Transformasi digital ini menjadi instrumen utama pemerintah untuk menutup celah kecurangan prosedur pengujian, penggunaan bukti lulus uji palsu, serta memastikan hasil pemeriksaan kendaraan tercatat secara real-time.
Akselerasi sistem terintegrasi ini merupakan respons atas temuan berbagai pelanggaran standar operasional di lapangan yang mengancam keselamatan angkutan umum.
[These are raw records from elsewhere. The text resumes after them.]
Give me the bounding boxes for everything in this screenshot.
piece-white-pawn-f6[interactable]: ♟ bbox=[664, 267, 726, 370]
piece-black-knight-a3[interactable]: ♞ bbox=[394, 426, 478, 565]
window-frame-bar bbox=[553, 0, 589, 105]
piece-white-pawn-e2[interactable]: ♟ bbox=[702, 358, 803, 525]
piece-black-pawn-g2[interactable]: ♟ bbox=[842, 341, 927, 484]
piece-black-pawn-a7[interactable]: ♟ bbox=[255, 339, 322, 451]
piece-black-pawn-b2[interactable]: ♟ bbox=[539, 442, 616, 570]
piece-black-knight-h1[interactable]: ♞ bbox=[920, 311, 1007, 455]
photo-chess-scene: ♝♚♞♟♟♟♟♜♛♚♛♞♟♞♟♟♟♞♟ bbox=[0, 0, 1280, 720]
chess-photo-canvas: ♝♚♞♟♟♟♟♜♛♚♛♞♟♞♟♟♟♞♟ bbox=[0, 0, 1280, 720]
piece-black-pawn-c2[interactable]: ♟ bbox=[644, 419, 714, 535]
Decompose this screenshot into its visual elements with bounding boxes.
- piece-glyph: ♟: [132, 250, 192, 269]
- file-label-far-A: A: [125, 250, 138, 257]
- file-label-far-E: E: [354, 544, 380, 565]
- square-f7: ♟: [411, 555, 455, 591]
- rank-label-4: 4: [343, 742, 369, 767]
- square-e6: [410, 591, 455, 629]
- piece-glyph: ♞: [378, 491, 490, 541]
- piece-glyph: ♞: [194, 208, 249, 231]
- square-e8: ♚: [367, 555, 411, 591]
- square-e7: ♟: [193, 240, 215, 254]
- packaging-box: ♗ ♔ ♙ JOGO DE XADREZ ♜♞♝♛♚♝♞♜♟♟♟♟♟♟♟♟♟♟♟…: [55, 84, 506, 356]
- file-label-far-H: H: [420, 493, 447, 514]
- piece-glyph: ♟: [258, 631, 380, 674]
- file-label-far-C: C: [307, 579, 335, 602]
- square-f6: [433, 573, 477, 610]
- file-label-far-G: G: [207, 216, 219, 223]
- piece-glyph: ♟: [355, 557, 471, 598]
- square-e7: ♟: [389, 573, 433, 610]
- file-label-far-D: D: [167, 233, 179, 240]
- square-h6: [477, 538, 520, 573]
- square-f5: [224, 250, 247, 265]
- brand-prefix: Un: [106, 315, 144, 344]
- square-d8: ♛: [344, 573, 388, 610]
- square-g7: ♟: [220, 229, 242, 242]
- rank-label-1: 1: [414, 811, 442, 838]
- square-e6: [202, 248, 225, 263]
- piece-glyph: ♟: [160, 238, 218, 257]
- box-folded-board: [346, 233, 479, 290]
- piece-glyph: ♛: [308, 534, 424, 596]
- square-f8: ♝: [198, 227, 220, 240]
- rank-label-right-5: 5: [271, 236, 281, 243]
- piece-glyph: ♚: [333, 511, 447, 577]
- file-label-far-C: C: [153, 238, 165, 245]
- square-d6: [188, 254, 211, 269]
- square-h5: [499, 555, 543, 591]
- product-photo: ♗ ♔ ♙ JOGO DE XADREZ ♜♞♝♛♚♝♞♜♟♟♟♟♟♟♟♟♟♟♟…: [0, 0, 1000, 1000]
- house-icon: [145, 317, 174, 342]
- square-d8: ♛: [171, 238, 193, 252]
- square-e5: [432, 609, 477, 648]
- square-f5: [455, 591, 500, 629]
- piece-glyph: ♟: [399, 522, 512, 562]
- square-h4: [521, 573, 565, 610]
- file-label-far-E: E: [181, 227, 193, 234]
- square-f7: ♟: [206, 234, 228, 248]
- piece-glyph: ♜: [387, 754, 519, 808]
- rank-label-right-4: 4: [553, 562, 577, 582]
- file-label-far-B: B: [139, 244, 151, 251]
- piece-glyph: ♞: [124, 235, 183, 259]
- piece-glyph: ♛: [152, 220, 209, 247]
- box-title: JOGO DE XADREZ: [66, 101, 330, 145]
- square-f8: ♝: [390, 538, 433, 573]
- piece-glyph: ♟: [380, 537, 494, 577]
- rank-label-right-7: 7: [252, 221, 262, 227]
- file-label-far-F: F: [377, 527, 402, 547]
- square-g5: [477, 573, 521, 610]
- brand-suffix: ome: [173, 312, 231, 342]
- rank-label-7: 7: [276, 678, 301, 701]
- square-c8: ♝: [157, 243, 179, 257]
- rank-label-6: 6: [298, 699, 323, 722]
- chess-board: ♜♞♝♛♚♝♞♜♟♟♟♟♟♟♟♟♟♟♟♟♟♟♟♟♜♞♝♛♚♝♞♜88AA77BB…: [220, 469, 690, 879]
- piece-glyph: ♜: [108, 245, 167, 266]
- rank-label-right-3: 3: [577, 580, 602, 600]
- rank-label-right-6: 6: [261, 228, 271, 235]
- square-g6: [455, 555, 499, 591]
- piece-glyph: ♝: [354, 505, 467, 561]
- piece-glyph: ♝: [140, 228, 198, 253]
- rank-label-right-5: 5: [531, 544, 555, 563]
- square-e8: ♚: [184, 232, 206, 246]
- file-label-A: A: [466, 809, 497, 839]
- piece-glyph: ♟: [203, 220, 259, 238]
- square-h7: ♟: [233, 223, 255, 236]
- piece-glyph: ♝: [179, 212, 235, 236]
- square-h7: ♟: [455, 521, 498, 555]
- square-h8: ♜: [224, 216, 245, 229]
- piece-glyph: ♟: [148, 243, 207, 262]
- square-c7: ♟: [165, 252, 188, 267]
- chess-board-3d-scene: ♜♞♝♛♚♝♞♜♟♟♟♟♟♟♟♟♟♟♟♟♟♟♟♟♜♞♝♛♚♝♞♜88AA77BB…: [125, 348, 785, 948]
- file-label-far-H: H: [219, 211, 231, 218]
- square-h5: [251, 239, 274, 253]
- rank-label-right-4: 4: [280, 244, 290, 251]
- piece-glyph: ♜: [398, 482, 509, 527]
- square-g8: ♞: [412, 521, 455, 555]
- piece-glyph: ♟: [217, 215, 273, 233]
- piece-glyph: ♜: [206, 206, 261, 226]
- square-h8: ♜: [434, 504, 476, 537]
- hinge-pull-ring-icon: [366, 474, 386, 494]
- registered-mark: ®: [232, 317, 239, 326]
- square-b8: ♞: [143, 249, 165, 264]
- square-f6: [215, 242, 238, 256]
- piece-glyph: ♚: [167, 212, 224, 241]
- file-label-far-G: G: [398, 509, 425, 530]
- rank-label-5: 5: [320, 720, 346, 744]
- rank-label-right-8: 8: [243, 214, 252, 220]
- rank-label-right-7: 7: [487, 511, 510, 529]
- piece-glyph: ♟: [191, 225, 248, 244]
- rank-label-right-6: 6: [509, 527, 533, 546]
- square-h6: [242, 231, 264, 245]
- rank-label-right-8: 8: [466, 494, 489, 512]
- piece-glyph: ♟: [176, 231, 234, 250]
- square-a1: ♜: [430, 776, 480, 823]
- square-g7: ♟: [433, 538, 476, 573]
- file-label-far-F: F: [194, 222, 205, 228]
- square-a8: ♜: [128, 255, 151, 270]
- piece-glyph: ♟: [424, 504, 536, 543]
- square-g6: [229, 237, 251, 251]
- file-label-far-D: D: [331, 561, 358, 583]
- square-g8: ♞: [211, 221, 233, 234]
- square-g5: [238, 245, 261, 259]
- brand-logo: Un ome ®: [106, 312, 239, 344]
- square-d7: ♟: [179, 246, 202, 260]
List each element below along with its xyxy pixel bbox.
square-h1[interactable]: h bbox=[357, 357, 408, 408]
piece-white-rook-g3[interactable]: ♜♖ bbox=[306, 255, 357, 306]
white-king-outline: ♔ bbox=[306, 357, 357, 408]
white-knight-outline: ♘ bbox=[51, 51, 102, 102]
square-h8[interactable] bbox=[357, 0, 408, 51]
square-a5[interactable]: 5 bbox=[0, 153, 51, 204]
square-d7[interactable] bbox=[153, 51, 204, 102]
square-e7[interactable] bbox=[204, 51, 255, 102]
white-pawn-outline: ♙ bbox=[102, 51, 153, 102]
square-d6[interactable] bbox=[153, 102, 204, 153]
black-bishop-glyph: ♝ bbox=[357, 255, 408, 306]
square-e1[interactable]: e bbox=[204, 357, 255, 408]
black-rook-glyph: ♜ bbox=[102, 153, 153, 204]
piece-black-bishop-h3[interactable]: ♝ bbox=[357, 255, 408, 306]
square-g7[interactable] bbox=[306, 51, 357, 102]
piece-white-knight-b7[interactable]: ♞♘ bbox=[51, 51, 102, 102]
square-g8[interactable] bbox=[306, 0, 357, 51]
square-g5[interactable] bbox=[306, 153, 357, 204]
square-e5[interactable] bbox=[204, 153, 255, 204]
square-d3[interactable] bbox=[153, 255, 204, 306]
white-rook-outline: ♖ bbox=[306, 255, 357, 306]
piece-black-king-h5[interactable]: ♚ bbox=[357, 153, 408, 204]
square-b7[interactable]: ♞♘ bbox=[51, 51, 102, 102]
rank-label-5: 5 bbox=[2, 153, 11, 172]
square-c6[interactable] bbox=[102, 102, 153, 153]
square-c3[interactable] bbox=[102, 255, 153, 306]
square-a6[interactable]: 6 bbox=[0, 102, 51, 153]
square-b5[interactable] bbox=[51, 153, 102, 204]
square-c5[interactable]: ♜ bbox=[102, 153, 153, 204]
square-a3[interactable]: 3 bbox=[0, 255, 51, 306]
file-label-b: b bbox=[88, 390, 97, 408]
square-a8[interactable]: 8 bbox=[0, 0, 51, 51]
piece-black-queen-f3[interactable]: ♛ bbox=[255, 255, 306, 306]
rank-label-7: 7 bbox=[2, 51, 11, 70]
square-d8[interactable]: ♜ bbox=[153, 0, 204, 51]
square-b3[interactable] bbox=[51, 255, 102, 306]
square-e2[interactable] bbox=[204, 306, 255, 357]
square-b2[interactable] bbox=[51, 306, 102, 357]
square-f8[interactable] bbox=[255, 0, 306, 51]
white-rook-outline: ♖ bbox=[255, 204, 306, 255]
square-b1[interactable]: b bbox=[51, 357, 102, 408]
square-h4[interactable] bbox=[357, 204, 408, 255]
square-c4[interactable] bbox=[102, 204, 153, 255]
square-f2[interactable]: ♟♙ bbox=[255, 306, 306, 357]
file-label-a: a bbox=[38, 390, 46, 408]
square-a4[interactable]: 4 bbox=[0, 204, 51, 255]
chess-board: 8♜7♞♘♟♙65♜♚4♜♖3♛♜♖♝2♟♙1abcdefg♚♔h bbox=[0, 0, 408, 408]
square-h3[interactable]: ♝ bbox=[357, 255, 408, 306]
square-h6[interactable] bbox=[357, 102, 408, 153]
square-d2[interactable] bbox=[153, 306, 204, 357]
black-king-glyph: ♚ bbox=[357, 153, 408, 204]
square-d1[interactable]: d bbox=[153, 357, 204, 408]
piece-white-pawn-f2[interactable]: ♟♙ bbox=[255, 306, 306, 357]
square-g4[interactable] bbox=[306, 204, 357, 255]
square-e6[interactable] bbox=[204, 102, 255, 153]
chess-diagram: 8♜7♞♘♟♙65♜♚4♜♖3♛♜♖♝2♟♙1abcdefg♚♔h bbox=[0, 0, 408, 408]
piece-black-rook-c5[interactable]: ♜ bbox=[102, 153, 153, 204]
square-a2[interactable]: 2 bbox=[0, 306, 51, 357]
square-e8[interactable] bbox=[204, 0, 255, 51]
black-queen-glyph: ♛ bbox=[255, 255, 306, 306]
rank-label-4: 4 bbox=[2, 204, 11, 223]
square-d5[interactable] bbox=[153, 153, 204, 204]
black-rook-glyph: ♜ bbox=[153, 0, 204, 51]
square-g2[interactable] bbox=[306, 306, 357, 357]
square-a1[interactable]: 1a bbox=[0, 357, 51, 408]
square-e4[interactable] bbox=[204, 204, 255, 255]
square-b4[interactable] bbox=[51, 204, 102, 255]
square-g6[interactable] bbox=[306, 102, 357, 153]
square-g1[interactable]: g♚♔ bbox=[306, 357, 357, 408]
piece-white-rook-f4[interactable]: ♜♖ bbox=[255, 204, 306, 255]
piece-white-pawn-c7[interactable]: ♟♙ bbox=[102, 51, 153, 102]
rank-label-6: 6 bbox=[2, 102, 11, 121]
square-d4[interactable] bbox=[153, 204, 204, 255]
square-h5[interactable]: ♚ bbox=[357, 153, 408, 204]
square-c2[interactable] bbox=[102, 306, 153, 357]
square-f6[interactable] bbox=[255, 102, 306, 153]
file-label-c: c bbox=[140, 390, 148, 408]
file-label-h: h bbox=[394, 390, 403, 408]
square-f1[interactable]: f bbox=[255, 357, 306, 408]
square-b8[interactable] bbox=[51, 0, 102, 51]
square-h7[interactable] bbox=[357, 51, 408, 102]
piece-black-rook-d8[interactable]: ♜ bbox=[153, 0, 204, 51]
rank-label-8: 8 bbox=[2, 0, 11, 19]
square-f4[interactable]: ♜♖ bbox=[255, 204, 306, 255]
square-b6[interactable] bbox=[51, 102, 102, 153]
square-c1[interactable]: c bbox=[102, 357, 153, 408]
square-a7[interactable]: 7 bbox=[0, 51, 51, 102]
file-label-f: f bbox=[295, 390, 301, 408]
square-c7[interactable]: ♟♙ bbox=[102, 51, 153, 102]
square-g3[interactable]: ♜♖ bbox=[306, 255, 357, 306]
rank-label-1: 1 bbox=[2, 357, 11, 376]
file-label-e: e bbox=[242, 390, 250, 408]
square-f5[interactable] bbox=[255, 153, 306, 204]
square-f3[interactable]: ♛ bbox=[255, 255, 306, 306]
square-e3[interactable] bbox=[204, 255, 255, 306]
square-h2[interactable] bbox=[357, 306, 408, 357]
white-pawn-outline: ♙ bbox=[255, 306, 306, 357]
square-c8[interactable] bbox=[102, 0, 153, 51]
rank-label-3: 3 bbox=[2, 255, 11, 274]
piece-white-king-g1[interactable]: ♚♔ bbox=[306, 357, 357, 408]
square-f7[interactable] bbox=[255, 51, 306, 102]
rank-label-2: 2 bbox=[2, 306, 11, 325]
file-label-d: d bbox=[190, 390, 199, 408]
Seluruh Dinas Perhubungan di tingkat daerah diinstruksikan untuk segera menuntaskan instalasi dan uji coba sistem agar sinkronisasi data nasional berjalan tanpa hambatan.
Selain meningkatkan akurasi data, kebijakan ini menjadi fondasi penting dalam peta jalan menuju pemenuhan rencana aksi nasional Zero ODOL (Over Dimension Over Loading) yang ditargetkan tercapai pada 2027 mendatang.
“Integrasi data pengujian kendaraan bermotor secara nasional ini diharapkan dapat mendukung pengambilan kebijakan berbasis data, meningkatkan keselamatan lalu lintas, serta memberikan pelayanan yang lebih baik kepada masyarakat,” jelas Aan.
Dengan berlakunya sistem ini, pengawasan terhadap kelaikan jalan angkutan barang dan penumpang di berbagai daerah diharapkan akan menjadi lebih transparan. Penggunaan dokumen digital yang terpusat memudahkan petugas di lapangan untuk melakukan validasi instan, sehingga kendaraan yang tidak memenuhi syarat teknis tidak lagi dapat beroperasi dengan dokumen palsu.